Ukrainian hackers and security researchers say bug bounty platform HackerOne is withholding their bug bounty rewards, in some cases thousands of dollars, and refusing to let hackers withdraw their earnings.

Several hackers and researchers with affected HackerOne accounts said in tweets that HackerOne is blocking payouts, citing economic sanctions and export controls following the Russian invasion of Ukraine in late February, but that the sanctions don't apply to them.

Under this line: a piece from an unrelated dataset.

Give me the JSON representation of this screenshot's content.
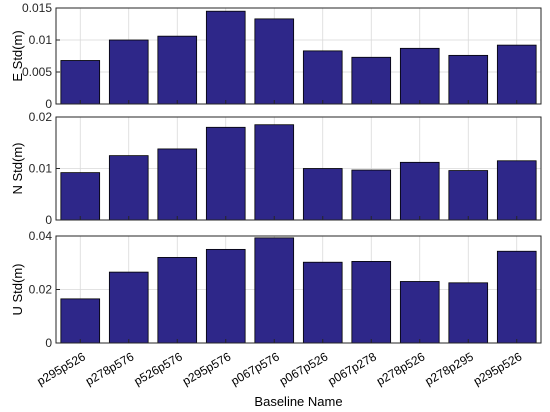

"If you are based in Ukraine, Russia, or Belarus all communications and transactions (including swag shipping) have been paused for the time being," according to an email from a HackerOne support representative to security researcher Vladimir Metnew, which he tweeted out. Metnew, who is Ukrainian but currently in the European Union, told TechCrunch that his account is frozen. "I think they blocked payments for everyone who registered from Ukraine," Metnew said.

Bug bounty company HackerOne acts as an intermediary between the hackers and security researchers who find and report security bugs and the companies that ask for help fixing their products and services. In 2020, HackerOne paid out more than $107 million in bug bounty rewards to researchers, many of whom rely on their earnings as a source of income.

Other hackers and researchers who are still in Ukraine are reporting similar circumstances, that their accounts are frozen or that they cannot withdraw funds. Bob Diachenko, a Ukrainian security researcher whose findings have been periodically reported on TechCrunch, said in a tweet that he had $3,000 in earnings since February currently withheld from his account.

The move to block payouts across Ukraine has been met with anger and confusion, and without any apparent official communication from the bug bounty company. It's not clear what sanctions or export controls HackerOne is referring to. The U.S., the European Union and several other allied nations have imposed stiff economic sanctions against Russia and Belarus, as well as an embargo on territory in the eastern Donbas region of Ukraine currently held by separatist groups and Crimea, which was annexed by Russia in 2014. But Ukraine is not subject to those sanctions.